Oracle's biggest leap into the OSS space so far has been the acquisition of MetaSolv, which specializes in network provisioning, service activation, and inventory management. And, according to Netsure CEO Barry Murphy, it was Netsure's work alongside MetaSolv that brought it to the attention of Oracle's Communications Global Business Unit team. "From the moment we spoke with them they could see there were synergies" with the MetaSolv capabilities Oracle had already acquired.

That's because Netsure's software works alongside, and uses information from, standard OSS systems. Its data integrity tool performs network audits and matches the resulting data with information held by the carrier's incumbent inventory management system to identify any discrepancies, which can then be fixed.

The network planning software uses data held by financial and OSS systems, mainly the inventory management system, to identify where the network is being underused, where network capacity can be freed up, and, using information from a carrier's marketing team, to predict how much capacity is needed to be able to deliver new services and to predict where network capacity might run out so that upgrades can be planned.

That process is becoming more important as carriers increasingly seek to make best use of their resources. "We're helping carriers to become lean operators," says Murphy.

In addition, carriers are using the planning tools to determine how much spare capacity they have when planning to bid for wholesale capacity contracts.

Murphy claims this focus on existing rather than greenfield networks, and the ability to build capacity planning models based on marketing information, sets it apart from other network planning specialists such as VPIsystems Inc. , Opnet Technologies Inc. (Nasdaq: OPNT), and Wandl Inc .

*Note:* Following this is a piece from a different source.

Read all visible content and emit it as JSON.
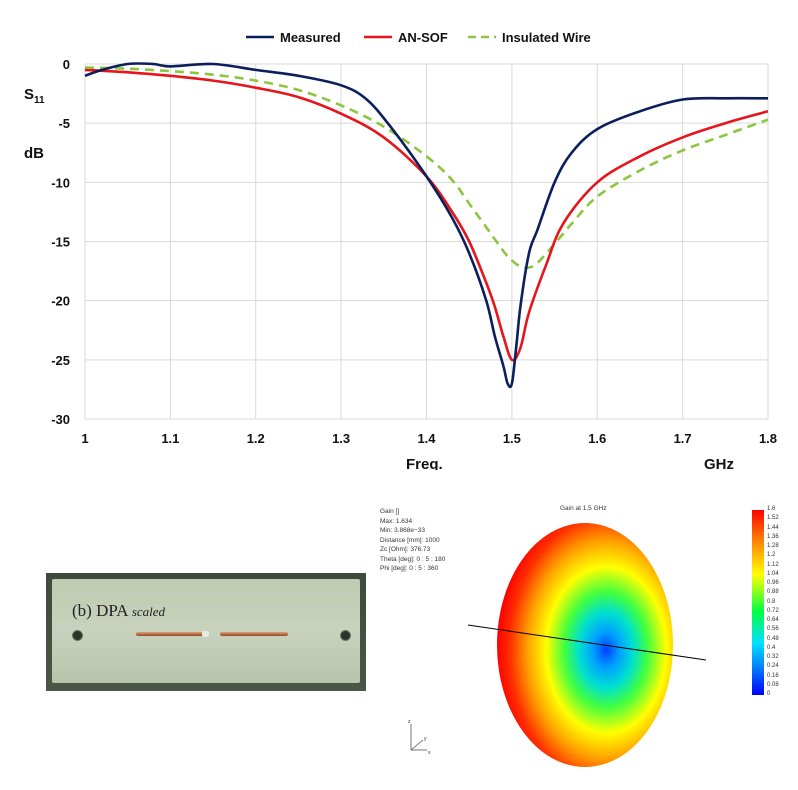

Not that the other firms are lacking business: VPIsystems, in particular, has won some landmark deals with Tier 1 carriers that are building out their next-generation networks, such as BT Group plc (NYSE: BT; London: BTA) and Telstra Corp. Ltd. (ASX: TLS; NZK: TLS) -- all of which highlights the increasing importance of network planning for new, as well as legacy, networks. (See BT Uses VPIsystems's OSS and Telstra Outlines Massive OSS Project.)

Oracle's acquisition is also just the latest move in an ongoing consolidation in the OSS sector that has seen the likes of IBM Corp. (NYSE: IBM), CA Technologies (Nasdaq: CA) (a.k.a. Computer Associates), and Oracle join the likes of Amdocs Ltd. (NYSE: DOX), HP Inc. (NYSE: HPQ), and Telcordia Technologies Inc. as the sector's heavy hitters. (See M&A Reshapes OSS Sector, 2006 Top Ten: Big OSS Highlights, Syndesis Strikes $165M Takeover, Ericsson Buys Billing Vendor LHS, Telcordia's Takeover Shortlist , and SAP's Rising in OSS.)